Not long after Bain Capital bought American Pad & Paper (AmPad) in 1992, AmPad landed a huge contract with Staples, where Romney was a director. By 1996, according to an industry analysis at the time, Staples accounted for more than 10 percent of AmPad’s entire annual sales.
Two years after buying mattress-maker Sealy in 1997, Bain Capital bought two of North America’s largest mattress-retail chains, Mattress Discounter and Sleep Country Canada, to help boost Sealy’s sales. Other examples abound.
This practice helps Bain, but not necessarily the investors or employees of the individual companies, which may be sacrificing their best interests for those of other Bain Capital companies. One Bain-owned company’s 1997 prospectus even warned that Bain Capital would maintain control of the board of directors after the initial public offering, and that “there can be no assurance that conflicts of interest will not arise with respect to such Directors or that such conflicts will be resolved in a manner favorable to the Company.” In other words: your investment will be in the hands of people who might sacrifice it for a gain in a company you don’t own.
In almost all of Bain Capital’s leveraged buyouts, something else always came above the best interests of the company: a substantial contract with Bain Capital for consulting services — a contract sometimes worth more than Bain was investing in the first place.

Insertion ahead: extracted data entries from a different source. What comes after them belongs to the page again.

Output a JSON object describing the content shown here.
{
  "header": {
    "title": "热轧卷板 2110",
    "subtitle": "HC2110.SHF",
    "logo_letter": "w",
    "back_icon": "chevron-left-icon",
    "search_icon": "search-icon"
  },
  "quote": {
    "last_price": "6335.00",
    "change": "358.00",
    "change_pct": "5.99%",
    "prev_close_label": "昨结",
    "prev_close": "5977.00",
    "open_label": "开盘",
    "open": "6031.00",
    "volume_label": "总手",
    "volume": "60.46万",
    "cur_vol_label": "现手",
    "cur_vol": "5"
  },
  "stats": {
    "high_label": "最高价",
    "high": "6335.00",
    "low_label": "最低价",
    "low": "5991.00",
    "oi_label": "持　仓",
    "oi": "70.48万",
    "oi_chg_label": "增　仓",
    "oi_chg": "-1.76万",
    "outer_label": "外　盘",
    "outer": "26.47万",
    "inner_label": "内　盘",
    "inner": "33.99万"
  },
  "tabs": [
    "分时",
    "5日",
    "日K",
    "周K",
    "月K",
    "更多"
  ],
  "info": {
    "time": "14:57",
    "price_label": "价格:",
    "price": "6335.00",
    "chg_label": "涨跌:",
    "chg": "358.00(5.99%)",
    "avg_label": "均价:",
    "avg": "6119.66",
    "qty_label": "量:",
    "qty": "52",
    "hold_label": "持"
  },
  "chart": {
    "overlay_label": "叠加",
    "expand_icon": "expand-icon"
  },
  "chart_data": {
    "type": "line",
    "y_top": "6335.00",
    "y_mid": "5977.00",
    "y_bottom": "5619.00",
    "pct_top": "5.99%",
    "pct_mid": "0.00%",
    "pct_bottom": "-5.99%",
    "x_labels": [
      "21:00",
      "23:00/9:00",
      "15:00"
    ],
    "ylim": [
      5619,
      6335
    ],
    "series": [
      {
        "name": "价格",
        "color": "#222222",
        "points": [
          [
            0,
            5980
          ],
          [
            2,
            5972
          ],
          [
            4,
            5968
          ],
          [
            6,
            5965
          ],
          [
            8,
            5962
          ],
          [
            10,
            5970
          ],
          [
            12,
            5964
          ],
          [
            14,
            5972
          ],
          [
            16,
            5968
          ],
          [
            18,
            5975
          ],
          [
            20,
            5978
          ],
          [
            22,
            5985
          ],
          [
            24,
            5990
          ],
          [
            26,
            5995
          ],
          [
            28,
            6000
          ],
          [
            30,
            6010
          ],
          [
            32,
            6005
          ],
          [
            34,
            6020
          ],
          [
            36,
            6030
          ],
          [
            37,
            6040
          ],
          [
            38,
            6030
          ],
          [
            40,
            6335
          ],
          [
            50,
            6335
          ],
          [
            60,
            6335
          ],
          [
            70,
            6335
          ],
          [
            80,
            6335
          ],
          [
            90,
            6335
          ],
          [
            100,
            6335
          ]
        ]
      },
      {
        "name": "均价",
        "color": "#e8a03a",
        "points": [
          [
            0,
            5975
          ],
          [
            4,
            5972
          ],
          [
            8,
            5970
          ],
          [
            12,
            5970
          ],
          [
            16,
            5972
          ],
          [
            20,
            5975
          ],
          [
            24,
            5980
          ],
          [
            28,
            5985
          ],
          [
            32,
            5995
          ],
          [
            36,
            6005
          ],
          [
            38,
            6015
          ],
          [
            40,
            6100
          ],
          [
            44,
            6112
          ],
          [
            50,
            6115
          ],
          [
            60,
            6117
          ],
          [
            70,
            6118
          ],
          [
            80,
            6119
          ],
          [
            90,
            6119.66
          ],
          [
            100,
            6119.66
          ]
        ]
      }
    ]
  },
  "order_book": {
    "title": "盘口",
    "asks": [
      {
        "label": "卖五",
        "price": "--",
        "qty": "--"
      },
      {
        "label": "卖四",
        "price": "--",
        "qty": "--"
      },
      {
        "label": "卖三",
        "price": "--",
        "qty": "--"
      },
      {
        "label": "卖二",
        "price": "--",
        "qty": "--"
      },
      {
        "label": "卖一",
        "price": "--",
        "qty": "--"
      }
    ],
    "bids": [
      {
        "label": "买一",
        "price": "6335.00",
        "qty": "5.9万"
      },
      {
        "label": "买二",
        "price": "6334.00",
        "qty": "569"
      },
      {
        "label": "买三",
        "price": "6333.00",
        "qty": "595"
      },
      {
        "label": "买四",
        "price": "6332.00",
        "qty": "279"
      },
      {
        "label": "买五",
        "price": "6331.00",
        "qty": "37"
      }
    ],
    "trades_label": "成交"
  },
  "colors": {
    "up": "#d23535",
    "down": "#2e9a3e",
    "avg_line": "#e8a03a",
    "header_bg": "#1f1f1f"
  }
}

When Bain Capital put up about $6.5 million in cash (and another $41 million in borrowed funds) to buy contact-lens maker Wesley-Jessen in 1995, it inked an “Advisory Agreement” for Bain’s management-consulting services. That deal paid Bain Capital more than $4 million in the 15 months between that purchase and the initial public offering (IPO), plus a $10 million buy-out of the remaining years of the contract when the IPO went through — after which the Bain-controlled board immediately inked a new guaranteed 10-year contract, paying Bain a minimum of $2 million dollars a year.